MpBC typically has lower DFS and OS rates than the other TNBC subtypes [77,78]. Neoadjuvant chemotherapy is commonly used for locally advanced breast cancer, and MpBC is often diagnosed at an advanced stage, making it suitable for this treatment approach [79]. However, the effectiveness of neoadjuvant chemotherapy in MpBC is controversial because studies have shown that MpBC has significantly lower pathological complete response (pCR) rates than other subtypes, including TNBC. A large retrospective study using the National Cancer Database reported pCR rates of 9.8%, 23.8%, and 30.1% for MpBC, IDC, and TNBC, respectively [80]. Further analysis suggested no significant survival difference between ductal carcinoma and MpBC, with none of the 12 patients who received neoadjuvant chemotherapy achieving pCR and 41% of the patients showing disease progression. Based on these findings, researchers have recommended surgery instead of neoadjuvant chemotherapy as the first-line treatment for MpBC [81]. In a study by Wong et al. [82], 44 patients who received neoadjuvant chemotherapy were analyzed; 27% experienced disease progression and only 2% achieved pCR. Thus, surgery is recommended as the primary treatment option for MpBC unless it is inoperable. Patients with MpBC who achieved pCR showed excellent outcomes, similar to those of patients with IDC with pCR, whereas patients with MpBC without pCR had significantly worse survival rates [80].
MpBC has been reported to express Programmed Death-Ligand 1 (PD-L1) in 46% of cases, a higher rate than seen in other breast cancer subtypes [83]. In PD-L1-positive TNBC, pembrolizumab has been shown to improve survival, and neoadjuvant pembrolizumab therapy has been proven to increase pCR rates, making it a widely used treatment option [84,85]. Adams et al. [86] reported a remarkable response to pembrolizumab combined with nab-paclitaxel in unresectable metastatic MpBC. In another case, Gul et al. [87] described a patient who achieved pCR with neoadjuvant chemotherapy comprising pembrolizumab, paclitaxel, carboplatin, doxorubicin, and cyclophosphamide.
CONCLUSION
Breast cancer comprises many rare histological subtypes, most of which are treated according to the ER, PR, and HER2 status based on established treatment protocols. However, standard therapies may be ineffective for rare subtypes, particularly those with a poor prognosis. Limited clinical data and research on these subtypes have restricted the development of tailored treatment strategies.

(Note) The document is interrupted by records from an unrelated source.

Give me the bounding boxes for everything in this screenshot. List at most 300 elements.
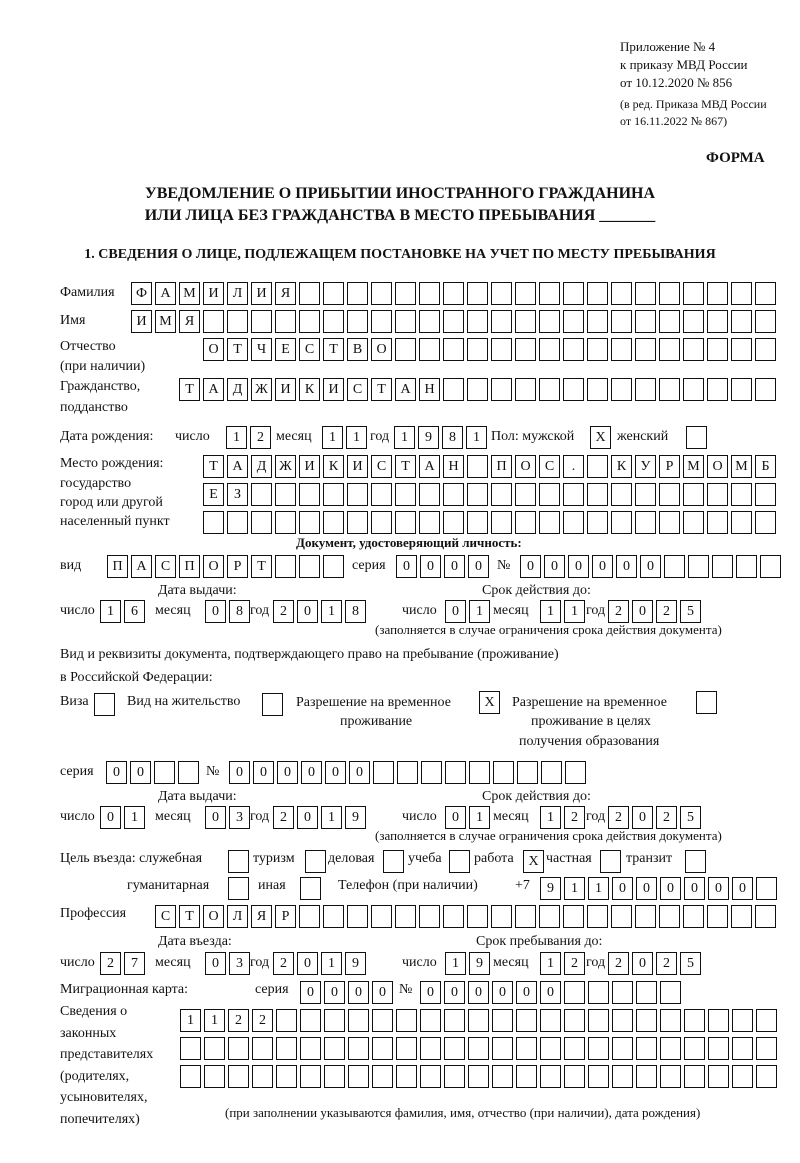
permit-number-box[interactable]: [493, 761, 514, 784]
representatives-box[interactable]: [228, 1037, 249, 1060]
birthplace-box[interactable]: [587, 511, 608, 534]
representatives-box[interactable]: [276, 1009, 297, 1032]
birthplace-box[interactable]: Ж: [275, 455, 296, 478]
representatives-box[interactable]: [372, 1065, 393, 1088]
doc-kind-box[interactable]: [323, 555, 344, 578]
representatives-box[interactable]: [276, 1065, 297, 1088]
citizenship-box[interactable]: [683, 378, 704, 401]
tourism-checkbox[interactable]: [305, 850, 326, 873]
name-box[interactable]: [587, 310, 608, 333]
representatives-box[interactable]: [636, 1065, 657, 1088]
male-checkbox[interactable]: X: [590, 426, 611, 449]
birthplace-box[interactable]: [251, 483, 272, 506]
migration-number-box[interactable]: [636, 981, 657, 1004]
birthplace-box[interactable]: [323, 511, 344, 534]
birthplace-box[interactable]: О: [707, 455, 728, 478]
profession-box[interactable]: [611, 905, 632, 928]
doc-number-box[interactable]: [760, 555, 781, 578]
migration-number-box[interactable]: 0: [492, 981, 513, 1004]
month-box[interactable]: 3: [229, 806, 250, 829]
day-box[interactable]: 2: [250, 426, 271, 449]
year-box[interactable]: 2: [608, 952, 629, 975]
permit-number-box[interactable]: [373, 761, 394, 784]
citizenship-box[interactable]: С: [347, 378, 368, 401]
birthplace-box[interactable]: [275, 483, 296, 506]
surname-box[interactable]: Я: [275, 282, 296, 305]
profession-box[interactable]: С: [155, 905, 176, 928]
patronymic-box[interactable]: [587, 338, 608, 361]
year-box[interactable]: 5: [680, 600, 701, 623]
birthplace-box[interactable]: [227, 511, 248, 534]
month-box[interactable]: 1: [322, 426, 343, 449]
year-box[interactable]: 9: [345, 806, 366, 829]
year-box[interactable]: 2: [608, 806, 629, 829]
representatives-box[interactable]: [444, 1009, 465, 1032]
representatives-box[interactable]: [180, 1037, 201, 1060]
day-box[interactable]: 6: [124, 600, 145, 623]
birthplace-box[interactable]: Р: [659, 455, 680, 478]
profession-box[interactable]: [731, 905, 752, 928]
surname-box[interactable]: [755, 282, 776, 305]
surname-box[interactable]: [467, 282, 488, 305]
doc-kind-box[interactable]: [275, 555, 296, 578]
birthplace-box[interactable]: [587, 483, 608, 506]
representatives-box[interactable]: [708, 1065, 729, 1088]
year-box[interactable]: 1: [321, 952, 342, 975]
citizenship-box[interactable]: К: [299, 378, 320, 401]
patronymic-box[interactable]: [611, 338, 632, 361]
birthplace-box[interactable]: А: [227, 455, 248, 478]
representatives-box[interactable]: [396, 1009, 417, 1032]
name-box[interactable]: Я: [179, 310, 200, 333]
phone-box[interactable]: 0: [660, 877, 681, 900]
doc-number-box[interactable]: 0: [568, 555, 589, 578]
birthplace-box[interactable]: [467, 455, 488, 478]
name-box[interactable]: [539, 310, 560, 333]
representatives-box[interactable]: [468, 1037, 489, 1060]
doc-number-box[interactable]: [712, 555, 733, 578]
birthplace-box[interactable]: [371, 483, 392, 506]
month-box[interactable]: 0: [205, 952, 226, 975]
profession-box[interactable]: [659, 905, 680, 928]
profession-box[interactable]: [707, 905, 728, 928]
permit-series-box[interactable]: 0: [130, 761, 151, 784]
birthplace-box[interactable]: Е: [203, 483, 224, 506]
surname-box[interactable]: [563, 282, 584, 305]
month-box[interactable]: 1: [540, 600, 561, 623]
profession-box[interactable]: [539, 905, 560, 928]
year-box[interactable]: 0: [297, 806, 318, 829]
day-box[interactable]: 0: [445, 806, 466, 829]
permit-number-box[interactable]: 0: [229, 761, 250, 784]
permit-series-box[interactable]: 0: [106, 761, 127, 784]
profession-box[interactable]: [395, 905, 416, 928]
day-box[interactable]: 7: [124, 952, 145, 975]
profession-box[interactable]: [419, 905, 440, 928]
profession-box[interactable]: [755, 905, 776, 928]
surname-box[interactable]: [323, 282, 344, 305]
representatives-box[interactable]: [732, 1009, 753, 1032]
representatives-box[interactable]: [732, 1065, 753, 1088]
citizenship-box[interactable]: [707, 378, 728, 401]
patronymic-box[interactable]: [419, 338, 440, 361]
citizenship-box[interactable]: [491, 378, 512, 401]
birthplace-box[interactable]: [323, 483, 344, 506]
representatives-box[interactable]: [348, 1009, 369, 1032]
citizenship-box[interactable]: [611, 378, 632, 401]
year-box[interactable]: 5: [680, 952, 701, 975]
year-box[interactable]: 2: [273, 806, 294, 829]
profession-box[interactable]: [371, 905, 392, 928]
birthplace-box[interactable]: [683, 483, 704, 506]
birthplace-box[interactable]: [635, 483, 656, 506]
private-checkbox[interactable]: [600, 850, 621, 873]
name-box[interactable]: [467, 310, 488, 333]
citizenship-box[interactable]: [755, 378, 776, 401]
permit-number-box[interactable]: [397, 761, 418, 784]
birthplace-box[interactable]: [419, 511, 440, 534]
birthplace-box[interactable]: М: [731, 455, 752, 478]
year-box[interactable]: 0: [632, 600, 653, 623]
permit-number-box[interactable]: 0: [301, 761, 322, 784]
representatives-box[interactable]: [420, 1009, 441, 1032]
birthplace-box[interactable]: [299, 483, 320, 506]
representatives-box[interactable]: [588, 1037, 609, 1060]
representatives-box[interactable]: [684, 1065, 705, 1088]
name-box[interactable]: [371, 310, 392, 333]
citizenship-box[interactable]: [731, 378, 752, 401]
profession-box[interactable]: [515, 905, 536, 928]
phone-box[interactable]: 0: [708, 877, 729, 900]
birthplace-box[interactable]: [443, 483, 464, 506]
representatives-box[interactable]: [300, 1037, 321, 1060]
representatives-box[interactable]: [180, 1065, 201, 1088]
birthplace-box[interactable]: [467, 511, 488, 534]
visa-checkbox[interactable]: [94, 693, 115, 716]
year-box[interactable]: 1: [466, 426, 487, 449]
doc-series-box[interactable]: 0: [396, 555, 417, 578]
birthplace-box[interactable]: [563, 511, 584, 534]
representatives-box[interactable]: [660, 1009, 681, 1032]
surname-box[interactable]: [587, 282, 608, 305]
month-box[interactable]: 0: [205, 806, 226, 829]
birthplace-box[interactable]: [395, 511, 416, 534]
migration-number-box[interactable]: 0: [540, 981, 561, 1004]
representatives-box[interactable]: [348, 1065, 369, 1088]
patronymic-box[interactable]: Т: [323, 338, 344, 361]
representatives-box[interactable]: [348, 1037, 369, 1060]
representatives-box[interactable]: [540, 1009, 561, 1032]
name-box[interactable]: [659, 310, 680, 333]
migration-number-box[interactable]: 0: [516, 981, 537, 1004]
representatives-box[interactable]: [636, 1009, 657, 1032]
representatives-box[interactable]: [516, 1065, 537, 1088]
birthplace-box[interactable]: [491, 483, 512, 506]
surname-box[interactable]: [611, 282, 632, 305]
patronymic-box[interactable]: [563, 338, 584, 361]
citizenship-box[interactable]: [563, 378, 584, 401]
patronymic-box[interactable]: [539, 338, 560, 361]
citizenship-box[interactable]: [515, 378, 536, 401]
year-box[interactable]: 8: [345, 600, 366, 623]
profession-box[interactable]: [323, 905, 344, 928]
name-box[interactable]: [323, 310, 344, 333]
birthplace-box[interactable]: И: [299, 455, 320, 478]
representatives-box[interactable]: [756, 1065, 777, 1088]
representatives-box[interactable]: [516, 1009, 537, 1032]
permit-number-box[interactable]: 0: [349, 761, 370, 784]
year-box[interactable]: 2: [273, 952, 294, 975]
study-checkbox[interactable]: [449, 850, 470, 873]
citizenship-box[interactable]: И: [275, 378, 296, 401]
citizenship-box[interactable]: [659, 378, 680, 401]
phone-box[interactable]: [756, 877, 777, 900]
representatives-box[interactable]: 2: [228, 1009, 249, 1032]
migration-number-box[interactable]: [660, 981, 681, 1004]
patronymic-box[interactable]: О: [203, 338, 224, 361]
month-box[interactable]: 1: [540, 806, 561, 829]
residence-checkbox[interactable]: [262, 693, 283, 716]
birthplace-box[interactable]: [539, 483, 560, 506]
birthplace-box[interactable]: [347, 511, 368, 534]
surname-box[interactable]: А: [155, 282, 176, 305]
surname-box[interactable]: [419, 282, 440, 305]
birthplace-box[interactable]: З: [227, 483, 248, 506]
name-box[interactable]: [731, 310, 752, 333]
day-box[interactable]: 1: [226, 426, 247, 449]
surname-box[interactable]: И: [251, 282, 272, 305]
doc-number-box[interactable]: 0: [640, 555, 661, 578]
representatives-box[interactable]: [228, 1065, 249, 1088]
day-box[interactable]: 0: [100, 806, 121, 829]
birthplace-box[interactable]: И: [347, 455, 368, 478]
birthplace-box[interactable]: К: [323, 455, 344, 478]
patronymic-box[interactable]: О: [371, 338, 392, 361]
representatives-box[interactable]: [564, 1009, 585, 1032]
representatives-box[interactable]: 1: [180, 1009, 201, 1032]
surname-box[interactable]: [299, 282, 320, 305]
doc-number-box[interactable]: 0: [616, 555, 637, 578]
birthplace-box[interactable]: [731, 483, 752, 506]
year-box[interactable]: 8: [442, 426, 463, 449]
year-box[interactable]: 0: [632, 806, 653, 829]
patronymic-box[interactable]: [659, 338, 680, 361]
surname-box[interactable]: [731, 282, 752, 305]
birthplace-box[interactable]: Н: [443, 455, 464, 478]
citizenship-box[interactable]: Ж: [251, 378, 272, 401]
citizenship-box[interactable]: Т: [371, 378, 392, 401]
transit-checkbox[interactable]: [685, 850, 706, 873]
name-box[interactable]: [707, 310, 728, 333]
name-box[interactable]: [299, 310, 320, 333]
doc-kind-box[interactable]: Т: [251, 555, 272, 578]
citizenship-box[interactable]: А: [203, 378, 224, 401]
representatives-box[interactable]: [396, 1037, 417, 1060]
representatives-box[interactable]: [468, 1009, 489, 1032]
profession-box[interactable]: [347, 905, 368, 928]
patronymic-box[interactable]: Ч: [251, 338, 272, 361]
birthplace-box[interactable]: [443, 511, 464, 534]
representatives-box[interactable]: [588, 1065, 609, 1088]
profession-box[interactable]: Л: [227, 905, 248, 928]
birthplace-box[interactable]: [539, 511, 560, 534]
humanitarian-checkbox[interactable]: [228, 877, 249, 900]
phone-box[interactable]: 1: [588, 877, 609, 900]
year-box[interactable]: 2: [608, 600, 629, 623]
birthplace-box[interactable]: С: [539, 455, 560, 478]
representatives-box[interactable]: 2: [252, 1009, 273, 1032]
day-box[interactable]: 2: [100, 952, 121, 975]
month-box[interactable]: 3: [229, 952, 250, 975]
doc-kind-box[interactable]: О: [203, 555, 224, 578]
official-checkbox[interactable]: [228, 850, 249, 873]
migration-number-box[interactable]: [588, 981, 609, 1004]
profession-box[interactable]: [467, 905, 488, 928]
permit-number-box[interactable]: [469, 761, 490, 784]
year-box[interactable]: 5: [680, 806, 701, 829]
representatives-box[interactable]: [396, 1065, 417, 1088]
month-box[interactable]: 1: [564, 600, 585, 623]
migration-series-box[interactable]: 0: [348, 981, 369, 1004]
year-box[interactable]: 2: [656, 952, 677, 975]
surname-box[interactable]: [515, 282, 536, 305]
birthplace-box[interactable]: [563, 483, 584, 506]
doc-kind-box[interactable]: [299, 555, 320, 578]
doc-kind-box[interactable]: Р: [227, 555, 248, 578]
permit-number-box[interactable]: [421, 761, 442, 784]
citizenship-box[interactable]: И: [323, 378, 344, 401]
doc-number-box[interactable]: [664, 555, 685, 578]
patronymic-box[interactable]: [683, 338, 704, 361]
day-box[interactable]: 1: [469, 806, 490, 829]
citizenship-box[interactable]: [635, 378, 656, 401]
representatives-box[interactable]: [300, 1065, 321, 1088]
migration-series-box[interactable]: 0: [372, 981, 393, 1004]
profession-box[interactable]: [299, 905, 320, 928]
birthplace-box[interactable]: К: [611, 455, 632, 478]
doc-kind-box[interactable]: П: [107, 555, 128, 578]
birthplace-box[interactable]: О: [515, 455, 536, 478]
doc-number-box[interactable]: 0: [520, 555, 541, 578]
name-box[interactable]: [227, 310, 248, 333]
patronymic-box[interactable]: [395, 338, 416, 361]
doc-number-box[interactable]: [688, 555, 709, 578]
name-box[interactable]: [515, 310, 536, 333]
profession-box[interactable]: [491, 905, 512, 928]
phone-box[interactable]: 0: [636, 877, 657, 900]
representatives-box[interactable]: [372, 1037, 393, 1060]
birthplace-box[interactable]: А: [419, 455, 440, 478]
birthplace-box[interactable]: [203, 511, 224, 534]
day-box[interactable]: 1: [124, 806, 145, 829]
birthplace-box[interactable]: У: [635, 455, 656, 478]
permit-number-box[interactable]: [445, 761, 466, 784]
representatives-box[interactable]: [564, 1065, 585, 1088]
citizenship-box[interactable]: [443, 378, 464, 401]
year-box[interactable]: 0: [632, 952, 653, 975]
phone-box[interactable]: 1: [564, 877, 585, 900]
citizenship-box[interactable]: Т: [179, 378, 200, 401]
migration-number-box[interactable]: [564, 981, 585, 1004]
name-box[interactable]: [419, 310, 440, 333]
doc-number-box[interactable]: [736, 555, 757, 578]
temp-permit-checkbox[interactable]: X: [479, 691, 500, 714]
name-box[interactable]: [347, 310, 368, 333]
permit-number-box[interactable]: [517, 761, 538, 784]
phone-box[interactable]: 0: [684, 877, 705, 900]
birthplace-box[interactable]: [587, 455, 608, 478]
patronymic-box[interactable]: [515, 338, 536, 361]
profession-box[interactable]: [635, 905, 656, 928]
representatives-box[interactable]: [612, 1065, 633, 1088]
name-box[interactable]: [563, 310, 584, 333]
patronymic-box[interactable]: Т: [227, 338, 248, 361]
female-checkbox[interactable]: [686, 426, 707, 449]
surname-box[interactable]: [395, 282, 416, 305]
patronymic-box[interactable]: Е: [275, 338, 296, 361]
representatives-box[interactable]: [612, 1037, 633, 1060]
representatives-box[interactable]: [492, 1009, 513, 1032]
surname-box[interactable]: И: [203, 282, 224, 305]
representatives-box[interactable]: [300, 1009, 321, 1032]
representatives-box[interactable]: [420, 1037, 441, 1060]
day-box[interactable]: 1: [469, 600, 490, 623]
representatives-box[interactable]: [708, 1037, 729, 1060]
year-box[interactable]: 1: [321, 806, 342, 829]
representatives-box[interactable]: [324, 1037, 345, 1060]
birthplace-box[interactable]: С: [371, 455, 392, 478]
representatives-box[interactable]: [708, 1009, 729, 1032]
permit-number-box[interactable]: [565, 761, 586, 784]
migration-number-box[interactable]: [612, 981, 633, 1004]
name-box[interactable]: [251, 310, 272, 333]
citizenship-box[interactable]: [467, 378, 488, 401]
day-box[interactable]: 9: [469, 952, 490, 975]
birthplace-box[interactable]: [251, 511, 272, 534]
patronymic-box[interactable]: [731, 338, 752, 361]
profession-box[interactable]: Я: [251, 905, 272, 928]
month-box[interactable]: 2: [564, 806, 585, 829]
citizenship-box[interactable]: [539, 378, 560, 401]
citizenship-box[interactable]: [587, 378, 608, 401]
birthplace-box[interactable]: [659, 511, 680, 534]
name-box[interactable]: [611, 310, 632, 333]
edu-permit-checkbox[interactable]: [696, 691, 717, 714]
patronymic-box[interactable]: [443, 338, 464, 361]
migration-series-box[interactable]: 0: [324, 981, 345, 1004]
phone-box[interactable]: 0: [732, 877, 753, 900]
doc-kind-box[interactable]: А: [131, 555, 152, 578]
doc-series-box[interactable]: 0: [444, 555, 465, 578]
birthplace-box[interactable]: [635, 511, 656, 534]
profession-box[interactable]: Т: [179, 905, 200, 928]
patronymic-box[interactable]: [755, 338, 776, 361]
surname-box[interactable]: [683, 282, 704, 305]
month-box[interactable]: 2: [564, 952, 585, 975]
year-box[interactable]: 9: [345, 952, 366, 975]
doc-series-box[interactable]: 0: [420, 555, 441, 578]
year-box[interactable]: 0: [297, 952, 318, 975]
name-box[interactable]: [491, 310, 512, 333]
representatives-box[interactable]: [660, 1037, 681, 1060]
representatives-box[interactable]: [492, 1037, 513, 1060]
doc-number-box[interactable]: 0: [592, 555, 613, 578]
birthplace-box[interactable]: [707, 511, 728, 534]
citizenship-box[interactable]: Д: [227, 378, 248, 401]
representatives-box[interactable]: [420, 1065, 441, 1088]
day-box[interactable]: 0: [445, 600, 466, 623]
birthplace-box[interactable]: [371, 511, 392, 534]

To overcome these challenges, increased collaborative research is needed to better understand the pathological and molecular characteristics of rare breast cancer subtypes. Identifying novel biomarkers and integrating them into clinical practice could enable more personalized and effective treatment options. Ultimately, these efforts could significantly improve the survival rate and quality of life of patients with rare forms of breast cancer.